Contamos en clase la historia de Hanuman, mientras estiramos los isquiotibiales al máximo, el mito de Patanjali, al son del Kirtan, para una reflexión pre-meditación, nos colgamos a Ganesh en un collar y el tapete que tiene su imagen nos parece el ideal, es hermoso, pero no consideramos que estas entidades, historias y símbolos pertenecen a religiones vivas y que muchos de sus seguidores jamás se atreverían a pisar una imagen de sus dioses.


Nos aprendimos, cinco, seis, diez mantras, dioses y kriyas, a lo mucho, pero hay hindúes que dedican sus días enteros, su vida y su cuerpo al aprendizaje, devoción y adoración a estos elementos pertenecientes a variadas religiones: el budismo, el hinduismo, el sikhismo, el jainismo, entre otras.

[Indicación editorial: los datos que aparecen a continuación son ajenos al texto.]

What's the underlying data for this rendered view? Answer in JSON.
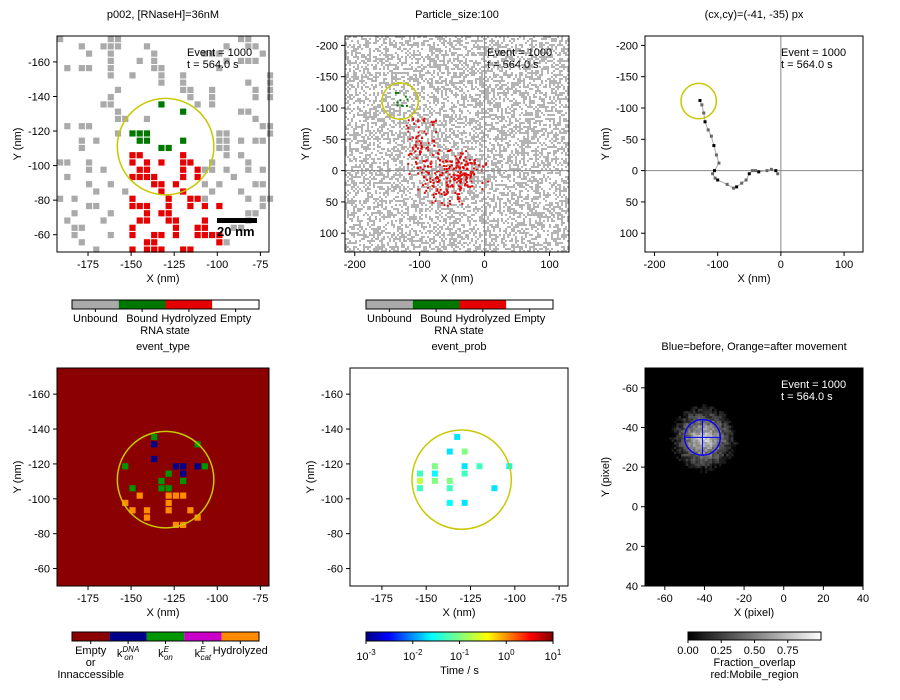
{
  "panels": [
    {
      "id": "rna_map",
      "title": "p002, [RNaseH]=36nM",
      "xlabel": "X (nm)",
      "ylabel": "Y (nm)",
      "xticks": [
        "-175",
        "-150",
        "-125",
        "-100",
        "-75"
      ],
      "yticks": [
        "-160",
        "-140",
        "-120",
        "-100",
        "-80",
        "-60"
      ],
      "annotation": [
        "Event = 1000",
        "t = 564.0 s"
      ],
      "scalebar_label": "20 nm"
    },
    {
      "id": "particle_map",
      "title": "Particle_size:100",
      "xlabel": "X (nm)",
      "ylabel": "Y (nm)",
      "xticks": [
        "-200",
        "-100",
        "0",
        "100"
      ],
      "yticks": [
        "-200",
        "-150",
        "-100",
        "-50",
        "0",
        "50",
        "100"
      ],
      "annotation": [
        "Event = 1000",
        "t = 564.0 s"
      ]
    },
    {
      "id": "trajectory",
      "title": "(cx,cy)=(-41, -35) px",
      "xlabel": "X (nm)",
      "ylabel": "Y (nm)",
      "xticks": [
        "-200",
        "-100",
        "0",
        "100"
      ],
      "yticks": [
        "-200",
        "-150",
        "-100",
        "-50",
        "0",
        "50",
        "100"
      ],
      "annotation": [
        "Event = 1000",
        "t = 564.0 s"
      ]
    },
    {
      "id": "event_type",
      "title": "event_type",
      "xlabel": "X (nm)",
      "ylabel": "Y (nm)",
      "xticks": [
        "-175",
        "-150",
        "-125",
        "-100",
        "-75"
      ],
      "yticks": [
        "-160",
        "-140",
        "-120",
        "-100",
        "-80",
        "-60"
      ]
    },
    {
      "id": "event_prob",
      "title": "event_prob",
      "xlabel": "X (nm)",
      "ylabel": "Y (nm)",
      "xticks": [
        "-175",
        "-150",
        "-125",
        "-100",
        "-75"
      ],
      "yticks": [
        "-160",
        "-140",
        "-120",
        "-100",
        "-80",
        "-60"
      ]
    },
    {
      "id": "overlap",
      "title": "Blue=before, Orange=after movement",
      "xlabel": "X (pixel)",
      "ylabel": "Y (pixel)",
      "xticks": [
        "-60",
        "-40",
        "-20",
        "0",
        "20",
        "40"
      ],
      "yticks": [
        "-60",
        "-40",
        "-20",
        "0",
        "20",
        "40"
      ],
      "annotation": [
        "Event = 1000",
        "t = 564.0 s"
      ]
    }
  ],
  "colorbars": {
    "rna_state": {
      "label": "RNA state",
      "ticks": [
        "Unbound",
        "Bound",
        "Hydrolyzed",
        "Empty"
      ],
      "colors": [
        "#aaaaaa",
        "#007800",
        "#e60000",
        "#ffffff"
      ]
    },
    "event_type": {
      "ticks": [
        "Empty\nor\nInnaccessible",
        "k_on^DNA",
        "k_on^E",
        "k_cat^E",
        "Hydrolyzed"
      ],
      "colors": [
        "#8b0000",
        "#00008b",
        "#009600",
        "#c800c8",
        "#ff8c00"
      ]
    },
    "event_prob": {
      "label": "Time / s",
      "ticks": [
        "10^-3",
        "10^-2",
        "10^-1",
        "10^0",
        "10^1"
      ],
      "colormap": "jet"
    },
    "overlap": {
      "label_lines": [
        "Fraction_overlap",
        "red:Mobile_region"
      ],
      "ticks": [
        "0.00",
        "0.25",
        "0.50",
        "0.75"
      ],
      "colormap": "gray"
    }
  },
  "chart_data": [
    {
      "type": "heatmap",
      "panel": "rna_map",
      "xlim": [
        -193,
        -70
      ],
      "ylim": [
        -175,
        -50
      ],
      "circle": {
        "cx": -130,
        "cy": -111,
        "r": 28,
        "color": "#c8c800"
      },
      "states": [
        "Unbound",
        "Bound",
        "Hydrolyzed",
        "Empty"
      ]
    },
    {
      "type": "heatmap",
      "panel": "particle_map",
      "xlim": [
        -215,
        130
      ],
      "ylim": [
        -215,
        130
      ],
      "crosshair": [
        0,
        0
      ],
      "circle": {
        "cx": -130,
        "cy": -111,
        "r": 28,
        "color": "#c8c800"
      }
    },
    {
      "type": "scatter",
      "panel": "trajectory",
      "xlim": [
        -215,
        130
      ],
      "ylim": [
        -215,
        130
      ],
      "crosshair": [
        0,
        0
      ],
      "circle": {
        "cx": -130,
        "cy": -111,
        "r": 28,
        "color": "#c8c800"
      },
      "points": [
        [
          -128,
          -112
        ],
        [
          -125,
          -105
        ],
        [
          -122,
          -92
        ],
        [
          -120,
          -78
        ],
        [
          -115,
          -65
        ],
        [
          -110,
          -55
        ],
        [
          -106,
          -40
        ],
        [
          -102,
          -25
        ],
        [
          -98,
          -12
        ],
        [
          -105,
          0
        ],
        [
          -108,
          5
        ],
        [
          -104,
          12
        ],
        [
          -100,
          15
        ],
        [
          -85,
          22
        ],
        [
          -75,
          28
        ],
        [
          -70,
          26
        ],
        [
          -62,
          20
        ],
        [
          -55,
          15
        ],
        [
          -50,
          5
        ],
        [
          -45,
          0
        ],
        [
          -40,
          0
        ],
        [
          -35,
          2
        ],
        [
          -22,
          0
        ],
        [
          -15,
          -2
        ],
        [
          -8,
          0
        ],
        [
          -5,
          5
        ]
      ]
    },
    {
      "type": "heatmap",
      "panel": "event_type",
      "xlim": [
        -193,
        -70
      ],
      "ylim": [
        -175,
        -50
      ],
      "circle": {
        "cx": -130,
        "cy": -111,
        "r": 28,
        "color": "#c8c800"
      },
      "categories": [
        "Empty or Innaccessible",
        "k_on^DNA",
        "k_on^E",
        "k_cat^E",
        "Hydrolyzed"
      ]
    },
    {
      "type": "heatmap",
      "panel": "event_prob",
      "xlim": [
        -193,
        -70
      ],
      "ylim": [
        -175,
        -50
      ],
      "circle": {
        "cx": -130,
        "cy": -111,
        "r": 28,
        "color": "#c8c800"
      },
      "color_scale": "log",
      "crange": [
        0.001,
        10
      ]
    },
    {
      "type": "heatmap",
      "panel": "overlap",
      "xlim": [
        -70,
        40
      ],
      "ylim": [
        -70,
        40
      ],
      "center": [
        -41,
        -35
      ],
      "circle_radius": 9,
      "crange": [
        0,
        1
      ]
    }
  ]
}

Nosotros tenemos un trabajo de tiempo completo, entonces nos parece más adecuado practicar lunes, miércoles y viernes de 7 a 8, y nos conformamos con decir que “el yoga está fuera del mat”, aunque no sepamos cómo.


¿Qué significa Kali para nosotros mexicanos, occidentales? ¿Qué significa para las hindúes? ¿Nos importa? Revisamos textos antiguos para conocer el significado de las asanas, pero ¿por qué no nos preguntamos qué significan para un hindú contemporáneo?


Los instructores que, bienintencionadamente, van a India a profundizar en su conocimiento de yoga, tienen más miedo de la contaminación en el agua potable y decepción por el estado del Ganges, que apreciación y compasión por la población hindú, pero regresan a México con el estatus de “gurú” o “maestro”.


Si los hindúes nos dieron este maravilloso regalo, ¿cómo les estamos agradeciendo? Si nos es más importante la visión de un pensador medieval hindú, ¿qué dice eso de nuestra relación con la India de hoy?


Tal parece que nos ha gustado una versión estática, pero irreal, de la cultura hindú.


¿Qué dice eso de nuestra práctica?


- Tania Campaña.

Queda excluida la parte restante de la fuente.